By contrast, Germany is expected to increase its debt by only 9 points to 69% and the Netherlands by 10 points to 58%. Austria, Finland, Slovakia and the Baltics will see similar or slightly bigger increases, but to much lower levels than southern states.
“I would bet 100 euros that a debt crisis will not return in the next one or two years,” said ING economist Carsten Brzeski, noting the euro zone’s very strong political will to avoid such a crisis when all its economies are suffering from the epidemic.
“However, I would probably also bet another 100 euros that an existential crisis of the euro zone will return. To some extent, the corona crisis is an accelerator. It will bring back the fundamental question on what is the right policy and how to deal with high government debt,” he said.
“The current crisis will lead to new economic divergence between the North and the South. The South will be hit harder by the crisis and the North will get out of the crisis faster and stronger,” Brzeski said.
The issue lies at the heart of discussions that EU leaders will hold on Thursday on how to ensure equal chances for economies to recover given their very different starting points on public indebtedness. At stake is the EU’s biggest asset - the single market of 450 million consumers which cannot function well if differences between countries are too big.
“There is a risk that the current crisis leads to further divergence of fundamentals among euro area countries,” said Reza Moghadam, chief economic adviser at Morgan Stanley.
The solutions adopted so far have failed to address the problem of debt sustainability in high-debt countries like Italy and of euro zone “fragmentation”: different rates of growth, productivity, unemployment, or bank lending, Moghadam said.
To prevent such divergence, the EU is scrambling for ideas to prevent a massive debt build-up in the South while at the same time avoiding debt mutualisation or transfers unacceptable in Berlin, The Hague, Vienna or Helsinki.

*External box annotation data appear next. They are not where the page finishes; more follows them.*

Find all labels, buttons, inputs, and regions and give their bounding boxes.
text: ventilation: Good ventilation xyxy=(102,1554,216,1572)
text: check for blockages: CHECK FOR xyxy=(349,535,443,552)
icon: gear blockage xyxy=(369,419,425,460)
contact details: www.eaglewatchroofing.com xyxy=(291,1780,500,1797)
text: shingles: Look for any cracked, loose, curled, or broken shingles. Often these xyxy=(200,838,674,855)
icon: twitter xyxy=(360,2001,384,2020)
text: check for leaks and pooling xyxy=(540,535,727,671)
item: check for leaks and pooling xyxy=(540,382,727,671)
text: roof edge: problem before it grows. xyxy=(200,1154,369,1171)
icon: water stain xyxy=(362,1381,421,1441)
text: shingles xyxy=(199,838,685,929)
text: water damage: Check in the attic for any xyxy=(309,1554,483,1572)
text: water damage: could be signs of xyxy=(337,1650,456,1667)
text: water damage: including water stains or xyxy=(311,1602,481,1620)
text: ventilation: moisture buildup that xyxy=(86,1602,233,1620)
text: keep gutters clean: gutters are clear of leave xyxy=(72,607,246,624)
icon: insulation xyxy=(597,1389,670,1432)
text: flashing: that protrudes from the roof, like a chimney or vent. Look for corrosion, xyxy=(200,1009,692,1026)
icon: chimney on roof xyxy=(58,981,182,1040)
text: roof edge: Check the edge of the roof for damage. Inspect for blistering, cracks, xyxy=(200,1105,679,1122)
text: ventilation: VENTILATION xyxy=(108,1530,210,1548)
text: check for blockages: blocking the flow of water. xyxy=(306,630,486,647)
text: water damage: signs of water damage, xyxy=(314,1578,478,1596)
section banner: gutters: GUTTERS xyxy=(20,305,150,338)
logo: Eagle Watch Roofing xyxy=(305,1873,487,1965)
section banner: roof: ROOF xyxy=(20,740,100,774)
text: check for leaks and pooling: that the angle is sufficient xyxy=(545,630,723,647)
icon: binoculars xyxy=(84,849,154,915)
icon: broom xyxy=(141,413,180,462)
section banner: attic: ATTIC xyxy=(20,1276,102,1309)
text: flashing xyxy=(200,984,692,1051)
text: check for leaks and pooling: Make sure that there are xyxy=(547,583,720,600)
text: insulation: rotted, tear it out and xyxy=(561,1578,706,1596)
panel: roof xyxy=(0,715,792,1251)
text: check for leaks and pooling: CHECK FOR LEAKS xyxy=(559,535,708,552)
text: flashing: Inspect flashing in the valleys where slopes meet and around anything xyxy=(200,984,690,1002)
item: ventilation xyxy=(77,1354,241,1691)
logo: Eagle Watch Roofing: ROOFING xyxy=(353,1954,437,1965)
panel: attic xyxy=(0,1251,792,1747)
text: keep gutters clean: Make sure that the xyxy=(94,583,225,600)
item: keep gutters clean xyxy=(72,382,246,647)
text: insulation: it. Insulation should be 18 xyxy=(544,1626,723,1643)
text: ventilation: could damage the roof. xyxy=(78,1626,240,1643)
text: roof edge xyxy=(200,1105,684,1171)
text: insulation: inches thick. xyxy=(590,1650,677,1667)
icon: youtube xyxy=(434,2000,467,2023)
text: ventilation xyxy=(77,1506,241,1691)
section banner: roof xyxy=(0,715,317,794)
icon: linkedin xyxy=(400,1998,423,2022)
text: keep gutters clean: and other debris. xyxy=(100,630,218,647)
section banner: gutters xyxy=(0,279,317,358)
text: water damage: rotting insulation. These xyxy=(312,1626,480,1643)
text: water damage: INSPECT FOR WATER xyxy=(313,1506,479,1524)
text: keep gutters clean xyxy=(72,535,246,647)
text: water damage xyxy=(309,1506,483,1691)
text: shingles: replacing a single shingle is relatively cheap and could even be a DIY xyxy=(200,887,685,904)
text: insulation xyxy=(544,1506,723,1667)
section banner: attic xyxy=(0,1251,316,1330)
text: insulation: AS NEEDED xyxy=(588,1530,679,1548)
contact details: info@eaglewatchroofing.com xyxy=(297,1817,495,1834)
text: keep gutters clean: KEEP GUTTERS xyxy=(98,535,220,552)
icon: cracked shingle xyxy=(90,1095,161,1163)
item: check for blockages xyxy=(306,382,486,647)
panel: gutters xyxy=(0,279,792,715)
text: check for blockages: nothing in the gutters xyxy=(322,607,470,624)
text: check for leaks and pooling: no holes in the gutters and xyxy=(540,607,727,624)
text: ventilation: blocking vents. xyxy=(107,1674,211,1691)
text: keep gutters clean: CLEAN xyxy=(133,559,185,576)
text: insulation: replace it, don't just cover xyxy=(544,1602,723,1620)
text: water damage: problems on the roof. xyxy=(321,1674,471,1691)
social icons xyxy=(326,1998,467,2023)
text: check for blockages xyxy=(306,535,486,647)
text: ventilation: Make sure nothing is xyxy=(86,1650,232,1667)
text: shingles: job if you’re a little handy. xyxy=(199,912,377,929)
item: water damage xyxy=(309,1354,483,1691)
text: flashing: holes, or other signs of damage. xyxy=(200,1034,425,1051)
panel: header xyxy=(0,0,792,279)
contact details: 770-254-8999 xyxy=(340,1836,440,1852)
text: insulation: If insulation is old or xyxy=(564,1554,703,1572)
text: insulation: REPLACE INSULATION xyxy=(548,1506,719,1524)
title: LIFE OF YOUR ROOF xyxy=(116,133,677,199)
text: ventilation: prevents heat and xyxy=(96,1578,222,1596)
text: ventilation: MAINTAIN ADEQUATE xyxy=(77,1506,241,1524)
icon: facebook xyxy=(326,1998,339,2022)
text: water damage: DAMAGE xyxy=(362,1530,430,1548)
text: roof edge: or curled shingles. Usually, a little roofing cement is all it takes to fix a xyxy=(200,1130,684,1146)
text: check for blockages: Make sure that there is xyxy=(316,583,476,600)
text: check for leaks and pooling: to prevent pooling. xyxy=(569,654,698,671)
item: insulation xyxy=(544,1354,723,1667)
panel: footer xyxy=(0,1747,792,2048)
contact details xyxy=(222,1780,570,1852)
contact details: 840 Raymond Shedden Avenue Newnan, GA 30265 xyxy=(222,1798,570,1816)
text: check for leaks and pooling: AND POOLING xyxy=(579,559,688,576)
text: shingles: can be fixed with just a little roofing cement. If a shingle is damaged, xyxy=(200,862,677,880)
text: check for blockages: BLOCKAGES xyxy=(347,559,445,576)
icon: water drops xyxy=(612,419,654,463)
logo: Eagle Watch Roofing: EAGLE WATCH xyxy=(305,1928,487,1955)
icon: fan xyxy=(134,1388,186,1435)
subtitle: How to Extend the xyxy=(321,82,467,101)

“There certainly is a very real risk of serious political tensions between the North and the South, both in the medium term and in the near term,” one senior euro zone official said.
“Debt levels are the main issue here, because they will rise a lot everywhere, but for the South the rise will be more critical and thus limit their room for manoeuvre a lot in the years to come,” the official said.
To avoid debt building up in the South, some, like Spain, call for grants - money that would be borrowed by the whole EU, but then transferred to the neediest with interest on the loans serviced through, for example, an EU tax on polluters.
“If we find an agreement to give part of the financial assistance as grants, this would make the debt issue less problematic,” a second senior euro zone official said.
But the idea of grants is just as inflammatory to some as debt mutualisation, officials said.
“Such transfer union proposals are not going to fly, corona crisis or no corona crisis,” the first euro zone official said.
“And this will, of course, make Italy, Spain, Portugal and France very unhappy, and there you have it then - political tensions on the rise once again.”